Aşk ile Vatan, Ne Kadarlık Mesafe?
Işıl Kurnaz

Dünyanın bize ne yaptığı sorusuyla başlıyor sanırım tarih yazımı. Zamanın bir ucunu diğer bir ucuna dikmenin, ortaya anlamlı ve dikişli bir bütün çıkarmanın adı. Ama ondan daha başka bir işlevi daha var: Geçmişin izini sürmek, ağır ve küflü bir hatırlamaya tekabül ediyorsa -yani unutturma siyaseti denilen bir şey varsa- tarih yazımı geçmişte ne olduğunun önündeki engelleri kaldırmak, o perdeyi aralamak, o toz bulutunu oradan üflemekle de ilgili. Cumartesi Anneleri bu yüzden tarih yazımının sözsüz bir parçası, 12 Eylül hatıraları da öyle, gözaltında nasılsa kaybedilenlerin toplumsal bellek diyerek hafızamızın bir parçası olmaları da... İnsanın, tarihin bir noktasına gömülmüş o kırık dökük hikayesini, tarihin her zaman çizgisel olmadığını, takvim tutmazlığını da hesaba katmak gerekiyor.
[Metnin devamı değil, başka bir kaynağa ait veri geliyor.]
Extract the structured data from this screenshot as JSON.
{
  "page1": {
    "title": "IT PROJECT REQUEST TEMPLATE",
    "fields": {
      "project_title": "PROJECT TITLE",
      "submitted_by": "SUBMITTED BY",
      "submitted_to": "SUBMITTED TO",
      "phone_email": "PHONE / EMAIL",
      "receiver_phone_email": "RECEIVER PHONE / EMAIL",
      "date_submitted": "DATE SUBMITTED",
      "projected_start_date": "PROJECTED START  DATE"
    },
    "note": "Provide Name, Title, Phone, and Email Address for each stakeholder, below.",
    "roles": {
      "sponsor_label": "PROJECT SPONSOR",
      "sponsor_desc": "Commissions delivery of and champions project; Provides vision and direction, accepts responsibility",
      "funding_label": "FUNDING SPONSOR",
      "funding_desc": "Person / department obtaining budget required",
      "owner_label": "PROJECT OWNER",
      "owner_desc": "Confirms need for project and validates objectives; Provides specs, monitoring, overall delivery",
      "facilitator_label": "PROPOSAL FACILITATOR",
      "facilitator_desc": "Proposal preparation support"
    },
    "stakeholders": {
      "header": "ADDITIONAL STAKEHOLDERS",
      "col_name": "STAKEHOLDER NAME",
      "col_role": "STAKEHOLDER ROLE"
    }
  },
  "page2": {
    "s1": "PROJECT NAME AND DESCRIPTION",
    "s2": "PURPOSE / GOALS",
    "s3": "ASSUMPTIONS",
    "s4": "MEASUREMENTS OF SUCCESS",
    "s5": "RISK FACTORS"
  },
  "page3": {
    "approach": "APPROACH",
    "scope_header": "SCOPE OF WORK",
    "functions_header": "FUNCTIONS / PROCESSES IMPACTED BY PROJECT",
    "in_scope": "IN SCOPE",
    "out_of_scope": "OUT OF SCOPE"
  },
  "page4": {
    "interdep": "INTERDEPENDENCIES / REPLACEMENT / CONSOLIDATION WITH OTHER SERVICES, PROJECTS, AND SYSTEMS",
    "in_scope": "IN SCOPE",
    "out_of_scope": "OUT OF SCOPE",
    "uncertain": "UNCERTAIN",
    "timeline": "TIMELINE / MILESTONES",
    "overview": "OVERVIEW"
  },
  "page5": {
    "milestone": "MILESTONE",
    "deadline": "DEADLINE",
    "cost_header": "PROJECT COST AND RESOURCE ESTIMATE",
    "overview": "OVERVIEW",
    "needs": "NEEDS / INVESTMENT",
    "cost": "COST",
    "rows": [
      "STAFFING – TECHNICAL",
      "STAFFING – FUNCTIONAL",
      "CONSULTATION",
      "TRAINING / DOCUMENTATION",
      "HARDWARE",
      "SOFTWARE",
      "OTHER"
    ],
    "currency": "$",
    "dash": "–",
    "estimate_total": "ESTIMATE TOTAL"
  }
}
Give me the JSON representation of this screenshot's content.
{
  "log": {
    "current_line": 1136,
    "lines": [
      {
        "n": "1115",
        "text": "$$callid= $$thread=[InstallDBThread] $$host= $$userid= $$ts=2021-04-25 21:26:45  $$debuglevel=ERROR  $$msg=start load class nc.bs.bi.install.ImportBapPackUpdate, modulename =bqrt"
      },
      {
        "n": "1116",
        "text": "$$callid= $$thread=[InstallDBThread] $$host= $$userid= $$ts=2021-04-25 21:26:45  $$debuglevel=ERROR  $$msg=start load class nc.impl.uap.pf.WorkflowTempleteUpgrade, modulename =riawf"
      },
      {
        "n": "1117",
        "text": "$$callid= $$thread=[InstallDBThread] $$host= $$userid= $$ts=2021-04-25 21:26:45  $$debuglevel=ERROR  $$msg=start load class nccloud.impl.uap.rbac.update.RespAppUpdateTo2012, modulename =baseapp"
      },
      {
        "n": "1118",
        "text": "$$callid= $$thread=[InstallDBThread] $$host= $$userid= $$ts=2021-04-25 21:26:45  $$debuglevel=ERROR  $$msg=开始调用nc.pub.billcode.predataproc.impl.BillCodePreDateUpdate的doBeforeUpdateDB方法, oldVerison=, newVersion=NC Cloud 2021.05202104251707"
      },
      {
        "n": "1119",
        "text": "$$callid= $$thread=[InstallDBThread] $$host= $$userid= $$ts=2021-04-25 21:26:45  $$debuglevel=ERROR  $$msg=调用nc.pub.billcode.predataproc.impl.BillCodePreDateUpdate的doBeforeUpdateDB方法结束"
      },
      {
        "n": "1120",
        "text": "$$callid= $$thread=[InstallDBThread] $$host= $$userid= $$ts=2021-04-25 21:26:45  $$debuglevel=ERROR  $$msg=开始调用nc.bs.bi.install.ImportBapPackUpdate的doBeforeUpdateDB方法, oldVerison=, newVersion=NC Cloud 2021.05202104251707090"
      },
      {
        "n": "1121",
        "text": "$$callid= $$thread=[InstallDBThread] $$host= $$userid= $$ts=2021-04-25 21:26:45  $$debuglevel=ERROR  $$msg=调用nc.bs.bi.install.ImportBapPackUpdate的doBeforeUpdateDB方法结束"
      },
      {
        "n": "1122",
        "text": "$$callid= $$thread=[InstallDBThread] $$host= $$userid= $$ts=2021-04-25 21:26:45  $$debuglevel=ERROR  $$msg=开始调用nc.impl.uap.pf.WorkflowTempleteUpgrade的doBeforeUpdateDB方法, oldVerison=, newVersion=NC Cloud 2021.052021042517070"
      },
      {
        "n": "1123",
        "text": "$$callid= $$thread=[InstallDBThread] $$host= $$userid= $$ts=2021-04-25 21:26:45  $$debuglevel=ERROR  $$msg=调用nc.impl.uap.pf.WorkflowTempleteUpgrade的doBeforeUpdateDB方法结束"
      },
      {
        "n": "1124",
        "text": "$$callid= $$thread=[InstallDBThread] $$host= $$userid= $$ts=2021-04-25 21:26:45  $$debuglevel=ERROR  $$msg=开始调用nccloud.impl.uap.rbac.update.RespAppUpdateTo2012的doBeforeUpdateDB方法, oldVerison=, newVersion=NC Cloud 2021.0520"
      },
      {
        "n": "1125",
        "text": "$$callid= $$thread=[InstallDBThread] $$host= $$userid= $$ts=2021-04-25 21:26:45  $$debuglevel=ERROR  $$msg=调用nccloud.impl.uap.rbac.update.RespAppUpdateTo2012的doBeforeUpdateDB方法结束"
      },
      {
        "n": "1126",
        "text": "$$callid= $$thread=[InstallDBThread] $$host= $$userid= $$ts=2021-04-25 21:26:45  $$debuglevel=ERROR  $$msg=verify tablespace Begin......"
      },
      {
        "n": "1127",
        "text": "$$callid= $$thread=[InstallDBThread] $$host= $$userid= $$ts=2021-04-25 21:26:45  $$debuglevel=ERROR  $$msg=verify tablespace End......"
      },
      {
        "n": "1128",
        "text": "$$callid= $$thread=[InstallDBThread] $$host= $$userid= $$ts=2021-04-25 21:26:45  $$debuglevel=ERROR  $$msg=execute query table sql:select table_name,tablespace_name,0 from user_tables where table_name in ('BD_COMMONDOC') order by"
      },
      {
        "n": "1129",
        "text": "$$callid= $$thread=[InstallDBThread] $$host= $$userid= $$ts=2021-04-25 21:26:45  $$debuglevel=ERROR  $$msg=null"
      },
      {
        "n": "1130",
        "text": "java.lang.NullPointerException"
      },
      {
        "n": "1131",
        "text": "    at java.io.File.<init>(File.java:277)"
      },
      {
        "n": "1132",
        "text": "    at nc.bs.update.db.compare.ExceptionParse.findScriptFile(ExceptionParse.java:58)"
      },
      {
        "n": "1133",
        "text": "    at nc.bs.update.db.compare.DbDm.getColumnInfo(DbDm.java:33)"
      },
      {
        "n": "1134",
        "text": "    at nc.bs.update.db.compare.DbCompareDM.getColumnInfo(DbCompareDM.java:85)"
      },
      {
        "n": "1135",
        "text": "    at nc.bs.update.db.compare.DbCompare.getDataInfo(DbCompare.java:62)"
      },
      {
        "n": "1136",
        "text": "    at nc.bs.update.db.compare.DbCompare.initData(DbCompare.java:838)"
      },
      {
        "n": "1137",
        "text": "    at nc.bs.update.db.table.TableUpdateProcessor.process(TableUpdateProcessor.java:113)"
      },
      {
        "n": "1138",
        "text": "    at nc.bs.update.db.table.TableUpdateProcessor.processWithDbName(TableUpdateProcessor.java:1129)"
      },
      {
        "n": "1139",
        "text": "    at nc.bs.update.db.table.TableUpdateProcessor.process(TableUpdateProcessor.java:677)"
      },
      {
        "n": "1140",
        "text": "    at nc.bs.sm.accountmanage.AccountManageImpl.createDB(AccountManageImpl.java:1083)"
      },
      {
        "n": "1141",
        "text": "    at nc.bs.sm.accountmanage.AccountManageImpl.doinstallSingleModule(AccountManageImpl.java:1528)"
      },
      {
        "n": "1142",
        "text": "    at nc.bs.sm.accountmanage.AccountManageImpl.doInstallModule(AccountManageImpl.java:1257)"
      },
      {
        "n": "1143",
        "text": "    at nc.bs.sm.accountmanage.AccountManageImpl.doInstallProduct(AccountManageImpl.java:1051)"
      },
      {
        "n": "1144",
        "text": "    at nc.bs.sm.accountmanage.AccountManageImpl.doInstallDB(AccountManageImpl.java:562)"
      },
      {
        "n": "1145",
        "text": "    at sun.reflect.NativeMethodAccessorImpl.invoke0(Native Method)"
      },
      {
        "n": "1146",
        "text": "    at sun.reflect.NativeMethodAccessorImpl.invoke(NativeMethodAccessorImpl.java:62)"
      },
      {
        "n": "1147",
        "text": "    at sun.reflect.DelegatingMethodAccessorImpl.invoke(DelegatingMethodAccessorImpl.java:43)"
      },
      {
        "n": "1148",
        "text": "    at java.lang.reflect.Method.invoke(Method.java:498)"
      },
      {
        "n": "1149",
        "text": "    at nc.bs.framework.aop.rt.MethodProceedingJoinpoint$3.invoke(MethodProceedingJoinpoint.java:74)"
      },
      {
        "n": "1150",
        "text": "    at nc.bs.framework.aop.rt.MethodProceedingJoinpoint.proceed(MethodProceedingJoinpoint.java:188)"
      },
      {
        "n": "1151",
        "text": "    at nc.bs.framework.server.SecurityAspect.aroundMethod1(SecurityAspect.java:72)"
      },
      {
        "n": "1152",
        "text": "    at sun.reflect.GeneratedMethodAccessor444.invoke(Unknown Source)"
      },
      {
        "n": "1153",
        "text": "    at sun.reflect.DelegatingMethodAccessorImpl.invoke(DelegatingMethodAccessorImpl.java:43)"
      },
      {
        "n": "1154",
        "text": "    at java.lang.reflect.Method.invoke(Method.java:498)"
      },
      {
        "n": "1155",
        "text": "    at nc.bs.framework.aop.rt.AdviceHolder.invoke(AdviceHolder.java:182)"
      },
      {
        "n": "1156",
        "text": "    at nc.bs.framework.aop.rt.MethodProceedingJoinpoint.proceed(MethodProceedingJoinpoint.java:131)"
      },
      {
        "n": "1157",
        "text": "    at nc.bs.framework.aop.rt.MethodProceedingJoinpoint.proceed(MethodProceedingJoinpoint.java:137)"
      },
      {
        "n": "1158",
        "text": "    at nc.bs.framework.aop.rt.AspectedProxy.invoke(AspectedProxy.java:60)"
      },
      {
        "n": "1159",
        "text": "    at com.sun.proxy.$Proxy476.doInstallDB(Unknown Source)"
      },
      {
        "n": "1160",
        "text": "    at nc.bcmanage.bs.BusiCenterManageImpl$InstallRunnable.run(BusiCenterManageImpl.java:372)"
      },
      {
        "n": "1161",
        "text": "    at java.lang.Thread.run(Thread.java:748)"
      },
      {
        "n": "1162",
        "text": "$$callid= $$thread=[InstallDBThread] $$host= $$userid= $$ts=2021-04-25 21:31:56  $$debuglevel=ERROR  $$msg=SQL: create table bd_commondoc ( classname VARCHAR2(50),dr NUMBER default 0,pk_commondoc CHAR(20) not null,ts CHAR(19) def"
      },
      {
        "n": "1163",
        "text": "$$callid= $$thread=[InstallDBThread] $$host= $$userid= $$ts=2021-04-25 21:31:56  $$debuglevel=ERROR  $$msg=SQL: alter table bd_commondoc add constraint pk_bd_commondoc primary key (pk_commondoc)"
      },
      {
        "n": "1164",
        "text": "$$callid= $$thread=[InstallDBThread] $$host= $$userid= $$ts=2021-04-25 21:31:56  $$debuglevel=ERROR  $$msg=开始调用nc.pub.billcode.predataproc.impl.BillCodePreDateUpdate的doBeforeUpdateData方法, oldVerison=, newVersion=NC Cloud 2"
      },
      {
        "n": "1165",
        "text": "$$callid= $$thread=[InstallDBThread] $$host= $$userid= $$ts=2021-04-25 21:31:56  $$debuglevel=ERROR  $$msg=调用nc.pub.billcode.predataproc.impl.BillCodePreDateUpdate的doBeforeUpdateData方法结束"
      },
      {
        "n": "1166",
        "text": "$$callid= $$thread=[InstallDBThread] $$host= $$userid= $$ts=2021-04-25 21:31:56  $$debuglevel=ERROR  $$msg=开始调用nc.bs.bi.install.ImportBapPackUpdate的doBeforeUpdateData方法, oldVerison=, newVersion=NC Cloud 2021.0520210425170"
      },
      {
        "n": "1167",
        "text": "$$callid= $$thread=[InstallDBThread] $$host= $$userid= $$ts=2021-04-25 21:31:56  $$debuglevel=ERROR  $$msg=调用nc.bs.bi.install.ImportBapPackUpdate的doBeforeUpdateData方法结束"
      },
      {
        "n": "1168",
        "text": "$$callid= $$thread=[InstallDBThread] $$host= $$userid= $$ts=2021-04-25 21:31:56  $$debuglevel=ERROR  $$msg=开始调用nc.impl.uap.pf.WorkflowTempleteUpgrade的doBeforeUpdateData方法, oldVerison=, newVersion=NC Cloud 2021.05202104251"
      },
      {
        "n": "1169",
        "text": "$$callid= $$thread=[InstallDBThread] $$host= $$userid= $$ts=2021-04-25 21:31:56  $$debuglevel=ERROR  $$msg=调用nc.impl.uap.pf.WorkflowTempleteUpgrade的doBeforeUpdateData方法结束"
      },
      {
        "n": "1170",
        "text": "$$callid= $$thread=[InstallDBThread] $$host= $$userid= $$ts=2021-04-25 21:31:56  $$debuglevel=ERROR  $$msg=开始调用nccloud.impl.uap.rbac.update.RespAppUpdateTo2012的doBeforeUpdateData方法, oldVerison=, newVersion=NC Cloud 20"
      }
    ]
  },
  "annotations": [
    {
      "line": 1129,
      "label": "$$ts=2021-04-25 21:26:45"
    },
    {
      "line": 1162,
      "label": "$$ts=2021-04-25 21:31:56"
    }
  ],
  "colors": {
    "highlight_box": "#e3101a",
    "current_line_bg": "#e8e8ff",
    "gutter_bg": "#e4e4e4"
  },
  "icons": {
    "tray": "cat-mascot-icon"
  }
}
Çünkü resmi tarih diye bir şey var ve takvim yapraklarını koparmakla da ilgili. Sanki bu yüzden diyor Norman Ohler, “Aşkta da tarih yazımında da hep nafile yere mükemmel kişiliği ararız. Lakin insanın gerçekliği genellikle daha kırık döküktür.”

Aşk ile tarih-yazımı arasındaki ilişkiyi düşündüren, Norman Ohler’in anlattığı Harro ve Libertas’ın hikayesiydi, Tanıl Bora çevirisiyle Ağustos ayında çıktı.[1] Aşkın her zaman birbirinin içinde yok olmakla ilgili olmadığını gösteriyordu sanırım. Aşkın, direnmekle ilişkisine bakıyordu, faşizme karşı direnişin muhakkak aşktan azade olmak zorunda olmadığına, aşkın her zaman bu uğurda feda edilecek bir şey olmayabileceğine dair bir hikâye.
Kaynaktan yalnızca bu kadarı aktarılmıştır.